Verification surface

GateCommandOutput
Parameter geometrymake branch-prediction-checkdocs/evidence/cpu_ap/branch-prediction-params.json
Cross-domain PMU IDsmake pmu-event-alignment-checkdocs/evidence/cpu_ap/pmu-event-alignment.json
Verilator strict lintmake bpu-lintbuild/reports/bpu/lint-status.yaml
Cocotb regressionmake cocotb-bpuverify/cocotb/bpu/results/*.xml
SymbiYosys formalmake formal-bpubuild/reports/bpu/formal-status.yaml
MPKI eval (RTL, cocotb)make mpki-eval-rtldocs/evidence/cpu_ap/mpki_results_synthetic.json
MPKI eval (model only)make mpki-eval-modelbenchmarks/results/branch-prediction-mpki-model.json
MPKI vs CBP-5 tabledocs/evidence/cpu_ap/mpki_synthetic_vs_cbp5_reference.md

Files

  • rtl/cpu/bpu/bpu_pkg.sv — parameter and type package.
  • rtl/cpu/bpu/bimodal.sv, tage_table.sv, tage.sv — TAGE direction.
  • rtl/cpu/bpu/sc.sv — statistical corrector.
  • rtl/cpu/bpu/loop_predictor.sv — loop predictor.
  • rtl/cpu/bpu/ittage.sv — indirect target predictor.
  • rtl/cpu/bpu/ftb.sv, uftb.sv — fetch target buffer + zero-bubble buddy.
  • rtl/cpu/bpu/ras.sv — return address stack.
  • rtl/cpu/bpu/ftq.sv — fetch target queue.
  • rtl/cpu/bpu/bpu_csr.sv — PMU counters and useful-bit reset.
  • rtl/cpu/bpu/bpu_top.sv — integration top.
  • rtl/cpu/bpu/ftq_to_l1i_shim.sv — translation to the cache domain's L1I-prefetch interface.
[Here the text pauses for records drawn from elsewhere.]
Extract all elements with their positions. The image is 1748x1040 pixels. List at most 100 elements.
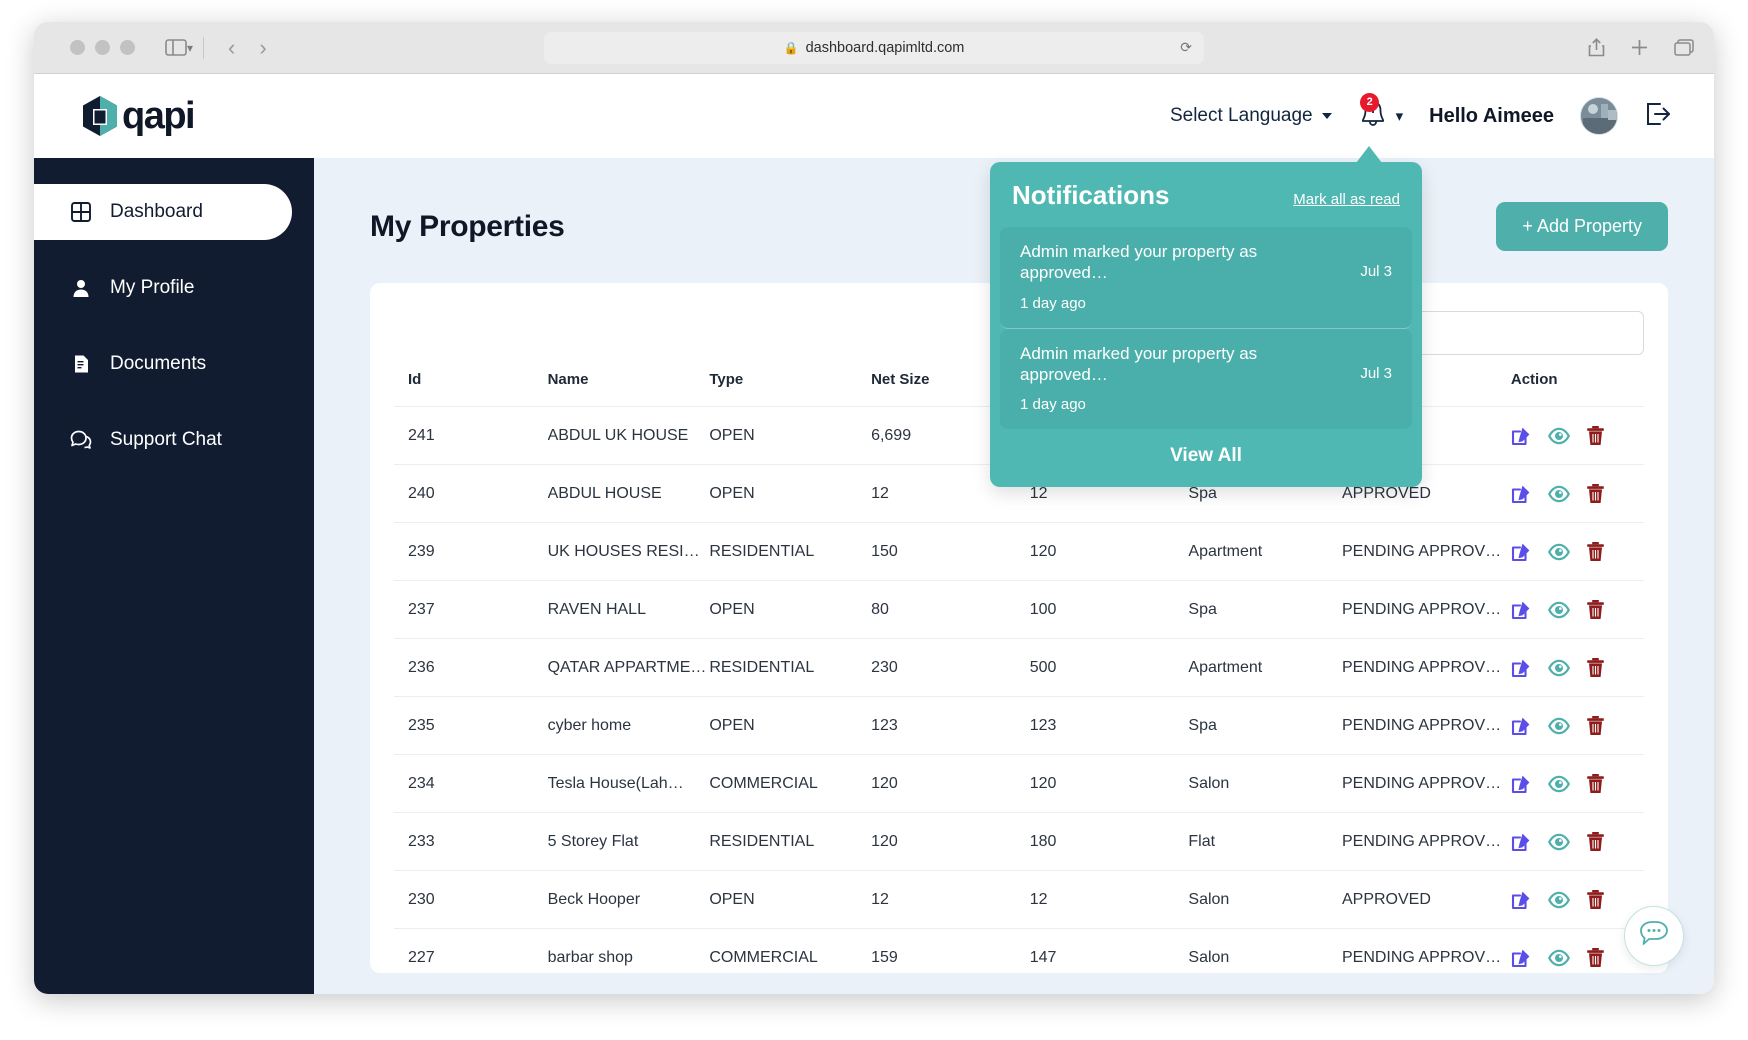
notification-item[interactable]: Admin marked your property as approved…1… (1000, 329, 1412, 430)
cell-id: 235 (394, 697, 548, 755)
row-actions (1511, 831, 1644, 852)
cell-type: OPEN (709, 871, 871, 929)
share-icon[interactable] (1588, 38, 1605, 57)
browser-titlebar: ▾ ‹ › 🔒 dashboard.qapimltd.com ⟳ (34, 22, 1714, 74)
language-selector-label: Select Language (1170, 105, 1313, 127)
edit-icon[interactable] (1511, 773, 1532, 794)
view-all-notifications-button[interactable]: View All (990, 429, 1422, 487)
edit-icon[interactable] (1511, 599, 1532, 620)
cell-gross-size: 123 (1030, 697, 1189, 755)
column-header-name[interactable]: Name (548, 361, 710, 407)
pagination: Rows per page: 10 1-10 of 28 |‹ ‹ › ›| (394, 986, 1644, 994)
language-selector[interactable]: Select Language (1170, 105, 1332, 127)
address-bar[interactable]: 🔒 dashboard.qapimltd.com ⟳ (544, 32, 1204, 64)
window-controls[interactable] (70, 40, 135, 55)
notification-popover: Notifications Mark all as read Admin mar… (990, 162, 1422, 487)
notification-popover-arrow (1356, 146, 1382, 163)
delete-trash-icon[interactable] (1586, 947, 1605, 968)
sidebar-toggle-icon[interactable] (165, 39, 187, 56)
delete-trash-icon[interactable] (1586, 773, 1605, 794)
cell-category: Salon (1188, 929, 1342, 987)
view-eye-icon[interactable] (1548, 833, 1570, 851)
notification-item[interactable]: Admin marked your property as approved…1… (1000, 227, 1412, 329)
cell-action (1511, 639, 1644, 697)
edit-icon[interactable] (1511, 483, 1532, 504)
cell-id: 240 (394, 465, 548, 523)
edit-icon[interactable] (1511, 889, 1532, 910)
cell-name: UK HOUSES RESID… (548, 523, 710, 581)
row-actions (1511, 425, 1644, 446)
forward-arrow-icon[interactable]: › (259, 37, 266, 59)
notifications-chevron-icon[interactable]: ▾ (1396, 107, 1404, 125)
minimize-window-button[interactable] (95, 40, 110, 55)
view-eye-icon[interactable] (1548, 485, 1570, 503)
view-eye-icon[interactable] (1548, 543, 1570, 561)
mark-all-as-read-link[interactable]: Mark all as read (1293, 191, 1400, 208)
delete-trash-icon[interactable] (1586, 599, 1605, 620)
toolbar-divider (203, 37, 204, 59)
view-eye-icon[interactable] (1548, 775, 1570, 793)
cell-name: cyber home (548, 697, 710, 755)
delete-trash-icon[interactable] (1586, 831, 1605, 852)
qapi-logo[interactable]: qapi (80, 94, 194, 138)
view-eye-icon[interactable] (1548, 949, 1570, 967)
cell-category: Salon (1188, 871, 1342, 929)
delete-trash-icon[interactable] (1586, 889, 1605, 910)
avatar[interactable] (1580, 97, 1618, 135)
logout-icon[interactable] (1644, 101, 1672, 132)
delete-trash-icon[interactable] (1586, 541, 1605, 562)
column-header-type[interactable]: Type (709, 361, 871, 407)
sidebar-item-documents[interactable]: Documents (34, 336, 292, 392)
view-eye-icon[interactable] (1548, 427, 1570, 445)
sidebar-item-dashboard[interactable]: Dashboard (34, 184, 292, 240)
row-actions (1511, 947, 1644, 968)
add-property-button[interactable]: + Add Property (1496, 202, 1668, 251)
delete-trash-icon[interactable] (1586, 715, 1605, 736)
sidebar-dropdown-icon[interactable]: ▾ (187, 41, 193, 55)
show-tabs-icon[interactable] (1674, 39, 1694, 56)
close-window-button[interactable] (70, 40, 85, 55)
chevron-down-icon (1322, 113, 1332, 119)
table-body: 241ABDUL UK HOUSEOPEN6,699240ABDUL HOUSE… (394, 407, 1644, 987)
edit-icon[interactable] (1511, 831, 1532, 852)
column-header-id[interactable]: Id (394, 361, 548, 407)
notification-item-message: Admin marked your property as approved… (1020, 344, 1257, 384)
sidebar: Dashboard My Profile Documents Support C… (34, 158, 314, 994)
new-tab-icon[interactable] (1631, 39, 1648, 56)
cell-gross-size: 180 (1030, 813, 1189, 871)
view-eye-icon[interactable] (1548, 891, 1570, 909)
sidebar-item-support-chat[interactable]: Support Chat (34, 412, 292, 468)
table-row: 234Tesla House(Lah…COMMERCIAL120120Salon… (394, 755, 1644, 813)
cell-category: Apartment (1188, 639, 1342, 697)
cell-action (1511, 465, 1644, 523)
back-arrow-icon[interactable]: ‹ (228, 37, 235, 59)
view-eye-icon[interactable] (1548, 717, 1570, 735)
sidebar-item-my-profile[interactable]: My Profile (34, 260, 292, 316)
cell-action (1511, 813, 1644, 871)
edit-icon[interactable] (1511, 541, 1532, 562)
cell-category: Apartment (1188, 523, 1342, 581)
notifications-bell[interactable]: 2 ▾ (1358, 98, 1404, 135)
cell-name: ABDUL HOUSE (548, 465, 710, 523)
edit-icon[interactable] (1511, 657, 1532, 678)
cell-category: Spa (1188, 697, 1342, 755)
notification-item-ago: 1 day ago (1020, 295, 1348, 312)
cell-gross-size: 120 (1030, 755, 1189, 813)
cell-category: Salon (1188, 755, 1342, 813)
cell-action (1511, 407, 1644, 465)
reload-icon[interactable]: ⟳ (1180, 39, 1192, 56)
document-icon (70, 353, 92, 375)
cell-type: OPEN (709, 407, 871, 465)
edit-icon[interactable] (1511, 715, 1532, 736)
view-eye-icon[interactable] (1548, 601, 1570, 619)
delete-trash-icon[interactable] (1586, 483, 1605, 504)
edit-icon[interactable] (1511, 947, 1532, 968)
cell-status: PENDING APPROV… (1342, 523, 1511, 581)
support-chat-fab[interactable] (1624, 906, 1684, 966)
maximize-window-button[interactable] (120, 40, 135, 55)
delete-trash-icon[interactable] (1586, 425, 1605, 446)
browser-nav-arrows[interactable]: ‹ › (228, 37, 267, 59)
view-eye-icon[interactable] (1548, 659, 1570, 677)
edit-icon[interactable] (1511, 425, 1532, 446)
delete-trash-icon[interactable] (1586, 657, 1605, 678)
  • verify/cocotb/bpu/ — cocotb unit and integration tests (9 wrappers / 33 tests).
  • verify/formal/bpu/ — SymbiYosys formal harnesses.
  • benchmarks/cpu/branch/ — MPKI harness and synthetic traces (8 synthetic generators).
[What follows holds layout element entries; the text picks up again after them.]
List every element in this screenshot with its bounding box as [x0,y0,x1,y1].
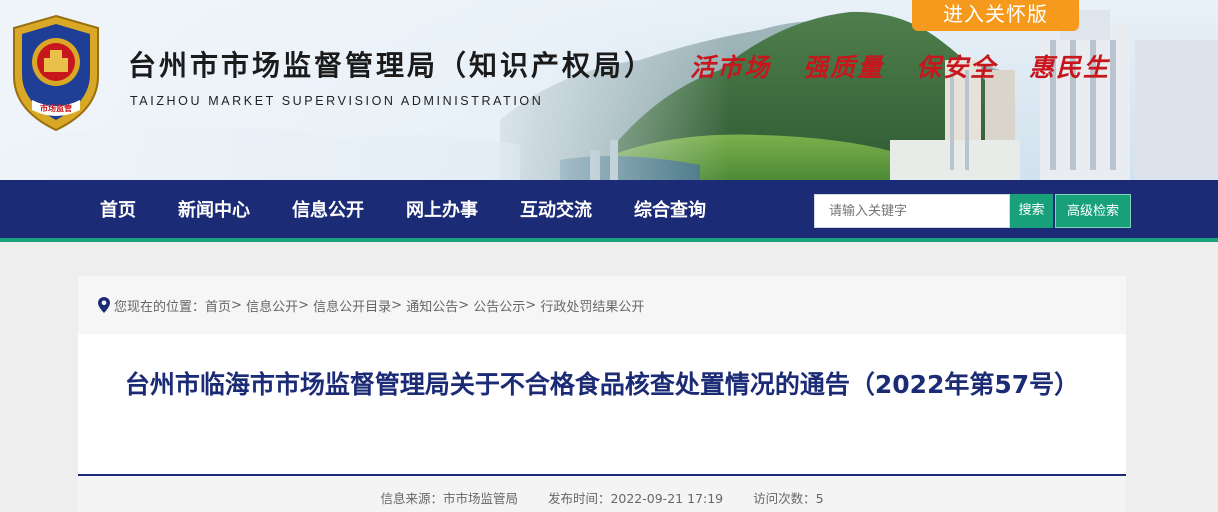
breadcrumb-notices[interactable]: 通知公告 [406,296,458,315]
article-card: 您现在的位置： 首页 > 信息公开 > 信息公开目录 > 通知公告 > 公告公示… [78,276,1126,512]
article-title: 台州市临海市市场监督管理局关于不合格食品核查处置情况的通告（2022年第57号） [124,370,1080,399]
article-meta: 信息来源：市市场监管局 发布时间：2022-09-21 17:19 访问次数：5 [78,476,1126,512]
breadcrumb-separator: > [298,297,309,313]
slogan-3: 保安全 [916,53,998,82]
breadcrumb: 您现在的位置： 首页 > 信息公开 > 信息公开目录 > 通知公告 > 公告公示… [78,276,1126,334]
location-pin-icon [98,297,110,313]
breadcrumb-separator: > [231,297,242,313]
nav-item-interaction[interactable]: 互动交流 [520,180,592,242]
slogan-4: 惠民生 [1029,53,1111,82]
article-source: 信息来源：市市场监管局 [380,491,518,506]
slogans: 活市场 强质量 保安全 惠民生 [690,48,1110,84]
site-title: 台州市市场监督管理局（知识产权局） [128,49,656,82]
breadcrumb-prefix: 您现在的位置： [114,299,206,315]
slogan-1: 活市场 [690,53,772,82]
article-publish-time: 发布时间：2022-09-21 17:19 [547,491,724,506]
breadcrumb-separator: > [458,297,470,313]
nav-item-home[interactable]: 首页 [100,180,136,242]
slogan-2: 强质量 [803,53,885,82]
advanced-search-button[interactable]: 高级检索 [1055,194,1131,228]
breadcrumb-separator: > [525,297,537,313]
search-input[interactable] [814,194,1010,228]
header-banner: 市场监管 台州市市场监督管理局（知识产权局） TAIZHOU MARKET SU… [0,0,1218,180]
care-mode-button[interactable]: 进入关怀版 [912,0,1079,31]
breadcrumb-info-disclosure[interactable]: 信息公开 [246,296,298,315]
article-visits: 访问次数：5 [753,491,824,506]
nav-accent-line [0,238,1218,242]
nav-item-online-services[interactable]: 网上办事 [406,180,478,242]
nav-item-info-disclosure[interactable]: 信息公开 [292,180,364,242]
breadcrumb-penalty-results[interactable]: 行政处罚结果公开 [540,296,644,315]
svg-text:市场监管: 市场监管 [40,103,72,113]
nav-item-query[interactable]: 综合查询 [634,180,706,242]
breadcrumb-info-catalog[interactable]: 信息公开目录 [313,296,391,315]
breadcrumb-announcements[interactable]: 公告公示 [473,296,525,315]
nav-items: 首页 新闻中心 信息公开 网上办事 互动交流 综合查询 [100,180,706,242]
site-subtitle: TAIZHOU MARKET SUPERVISION ADMINISTRATIO… [130,94,544,108]
breadcrumb-home[interactable]: 首页 [205,296,231,315]
breadcrumb-separator: > [391,297,403,313]
search-button[interactable]: 搜索 [1010,194,1053,228]
market-supervision-emblem-icon: 市场监管 [13,14,99,132]
nav-item-news[interactable]: 新闻中心 [178,180,250,242]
  • generators/xiangshan/eliza-kunminghu-manifest.json — BPU IP-pin manifest.
  • docs/generators/xiangshan/eliza-kunminghu-manifest.json — historical manifest predating the IP-pin/whole-core split; both files are kept in lockstep via scripts/check_branch_prediction.py.
  • docs/evidence/cpu_ap/branch-prediction-params.json — evidence emitted by scripts/check_branch_prediction.py.
  • docs/evidence/cpu_ap/pmu-event-alignment.json — cross-domain PMU alignment evidence.